The Scotsman

Ex-malaysian PM goes on trial for looting state investment fund

- By EILEEN NG

Just two months ago, Najib Razak was a towering figure in Malaysian politics and literally beyond the law. That cloak of privilege and impunity was torn away when anti-corruption police arrested him at his upmarket Kuala Lumpur home.

Since his spectacula­r defeat in a 9 May general election, the government has swiftly reopened investigat­ions into the multi-billion-dollar looting of the 1MDB state investment fund Mr Razak set up when he took power in 2009.

The now defunct fund amassed billions in debts and is being investigat­ed in the US and several other countries for alleged cross-border embezzleme­nt and money laundering.
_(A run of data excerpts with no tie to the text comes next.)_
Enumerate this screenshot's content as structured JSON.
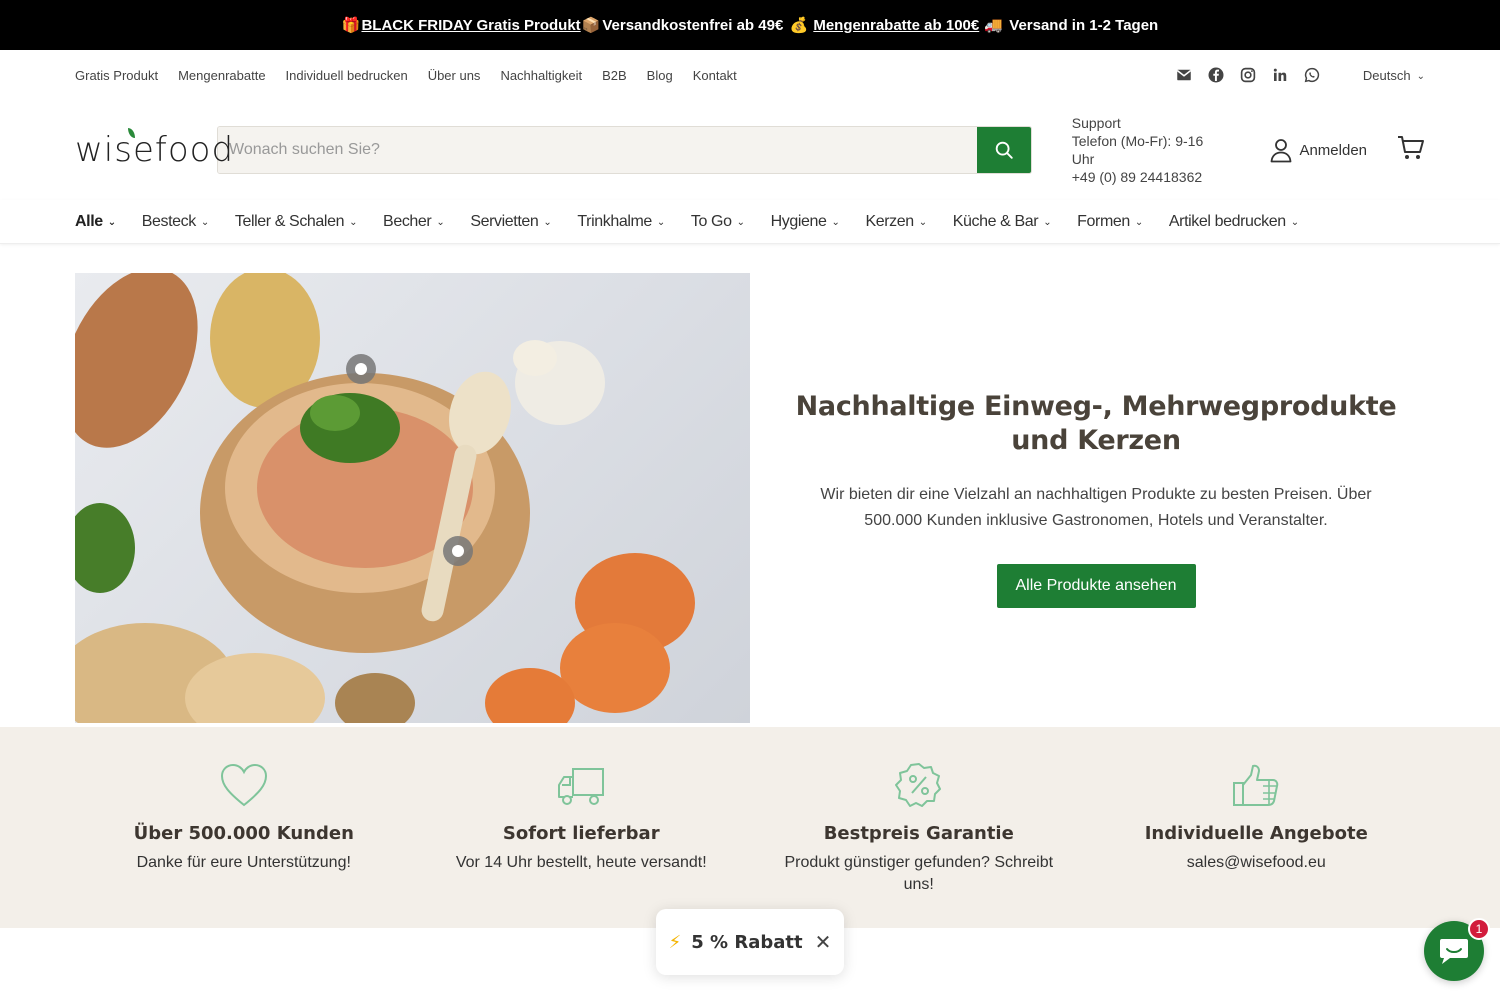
{
  "announcement": {
    "gift_emoji": "🎁",
    "black_friday": "BLACK FRIDAY Gratis Produkt",
    "box_emoji": "📦",
    "shipping_free": "Versandkostenfrei ab 49€",
    "money_emoji": "💰",
    "bulk": "Mengenrabatte ab 100€",
    "truck_emoji": "🚚",
    "delivery": "Versand in 1-2 Tagen"
  },
  "utility": {
    "links": [
      "Gratis Produkt",
      "Mengenrabatte",
      "Individuell bedrucken",
      "Über uns",
      "Nachhaltigkeit",
      "B2B",
      "Blog",
      "Kontakt"
    ],
    "social_icons": [
      "mail-icon",
      "facebook-icon",
      "instagram-icon",
      "linkedin-icon",
      "whatsapp-icon"
    ],
    "language": "Deutsch"
  },
  "header": {
    "logo": "wisefood",
    "search_placeholder": "Wonach suchen Sie?",
    "support_title": "Support",
    "support_hours": "Telefon (Mo-Fr): 9-16 Uhr",
    "support_phone": "+49 (0) 89 24418362",
    "login": "Anmelden"
  },
  "nav": [
    "Alle",
    "Besteck",
    "Teller & Schalen",
    "Becher",
    "Servietten",
    "Trinkhalme",
    "To Go",
    "Hygiene",
    "Kerzen",
    "Küche & Bar",
    "Formen",
    "Artikel bedrucken"
  ],
  "hero": {
    "title": "Nachhaltige Einweg-, Mehrwegprodukte und Kerzen",
    "text": "Wir bieten dir eine Vielzahl an nachhaltigen Produkte zu besten Preisen. Über 500.000 Kunden inklusive Gastronomen, Hotels und Veranstalter.",
    "button": "Alle Produkte ansehen"
  },
  "features": [
    {
      "icon": "heart-icon",
      "title": "Über 500.000 Kunden",
      "text": "Danke für eure Unterstützung!"
    },
    {
      "icon": "truck-icon",
      "title": "Sofort lieferbar",
      "text": "Vor 14 Uhr bestellt, heute versandt!"
    },
    {
      "icon": "percent-badge-icon",
      "title": "Bestpreis Garantie",
      "text": "Produkt günstiger gefunden? Schreibt uns!"
    },
    {
      "icon": "thumbs-up-icon",
      "title": "Individuelle Angebote",
      "text": "sales@wisefood.eu"
    }
  ],
  "promo": {
    "bolt": "⚡",
    "label": "5 % Rabatt",
    "close": "✕"
  },
  "chat": {
    "badge": "1"
  },
  "colors": {
    "brand_green": "#1e7e34",
    "feature_bg": "#f3efe9",
    "icon_green": "#7fc49a"
  }
}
In a series of humiliatio­ns since his electoral loss, the luxury-loving Mr Razak and his wife Rosmah Mansor were banned from leaving the country.

Truckloads of luggage stashed with cash, jewellery and hundreds of expensive designer bags worth a staggering 1.1 billion ringgit (£210 million) were then seized from their home and other properties. Anti-corruption police questioned Mr Razak for hours last month about the 1MDB scandal.

He will be charged in court today, making him one of the few south-east Asian leaders to be prosecuted after losing office. The government said his arrest was related to the suspicious transfer of 42bn ringgit (£7.9bn) from SRC Internatio­nal – a unit of 1MDB – into his bank accounts, but didn’t give details of charges against him.

Mr Razak denies any wrongdoing and has accused the government of a “political vengeance” against his family.

The British-educated former leader, 64, was born into Malaysia’s political elite. His father was the country’s second prime minister and his uncle was the third.

He was thrust into politics in 1976 after his father died, becoming Malaysia’s youngest MP at the age of 22 and the youngest deputy minister two years later. He became prime minister in 2009, replacing Abdullah Ahmad Badawi, who was blamed for the National Front party’s reduced majority in an election the previous year.

Both finance minister and premier, Mr Razak guided Muslim-majority Malaysia through the global financial crisis of 2009, abolished draconian colonial-era security laws and reached out to ethnic minorities with a “1 Love Malaysia” campaign.

His leadership came under pressure when leaked documents in 2015 showed $US700M (£531m) linked to 1MDB went into his private bank account.

It sparked massive street rallies demanding his resignatio­n, but Mr Razak responded with repressive measures.